Kepala Badan Standar, Kurikulum, dan Asesmen Pendidikan (BSKAP), Toni Toharudin, mengungkapkan pendaftaran TKA bagi murid kelas VI SD dan kelas IX SMP direncanakan dibuka pada 19 Januari hingga 28 Februari 2026.

Untuk memastikan kesiapan teknis, Kemendikdasmen juga akan melaksanakan serangkaian simulasi TKA.

Simulasi TKA SMP dijadwalkan berlangsung pada 23 Februari hingga 1 Maret 2026, sedangkan simulasi TKA SD pada 2 Maret hingga 8 Maret 2026.

Tahap persiapan akhir atau gladi bersih akan dilaksanakan pada 9 Maret hingga 17 Maret 2026.
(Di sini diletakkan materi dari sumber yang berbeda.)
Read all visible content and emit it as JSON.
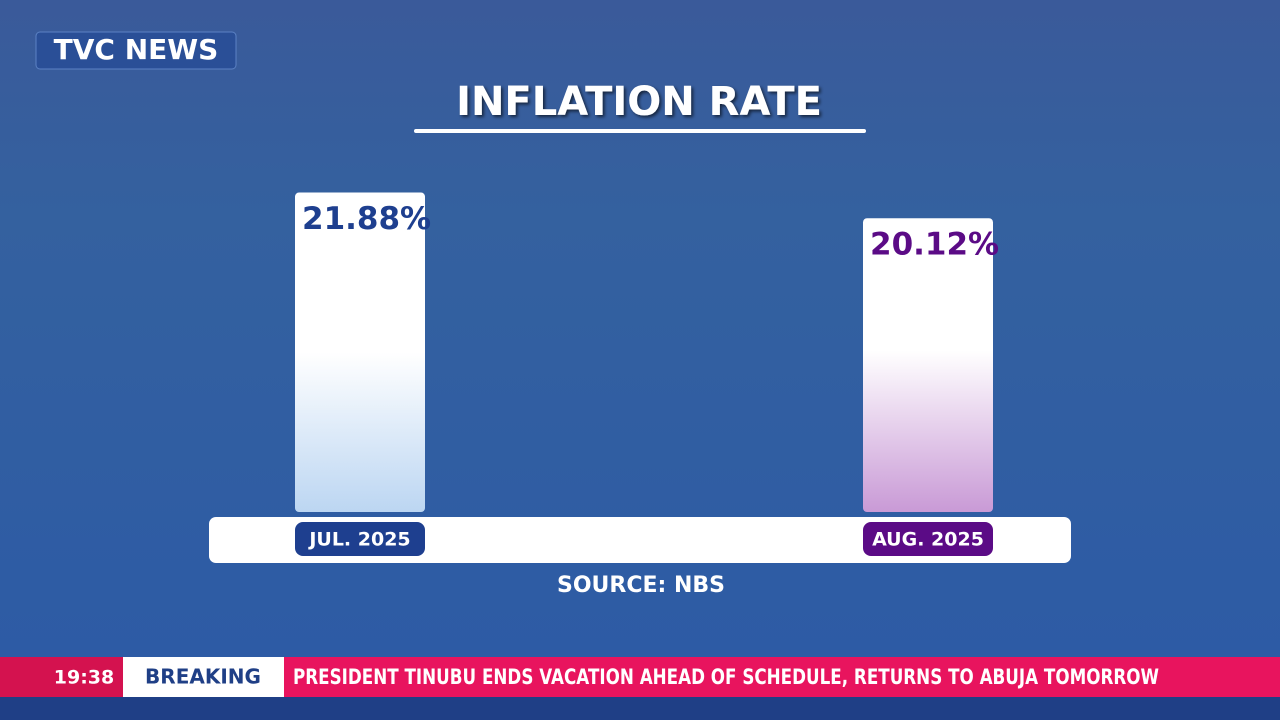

Adapun pelaksanaan TKA SMP dijadwalkan berlangsung pada 6 April hingga 16 April 2026, sementara TKA SD akan dilaksanakan pada 20 April hingga 30 April 2026.

"Seluruh proses asesmen akan dilaksanakan berbasis komputer dengan memperhatikan kesiapan infrastruktur dan kondisi daerah. Mekanisme penyesuaian akan disiapkan untuk mengantisipasi kendala teknis di lapangan," ujar Toni, dikutip dari puslapdik.kemendikdasmen.go.id, Minggu (28/12/2025).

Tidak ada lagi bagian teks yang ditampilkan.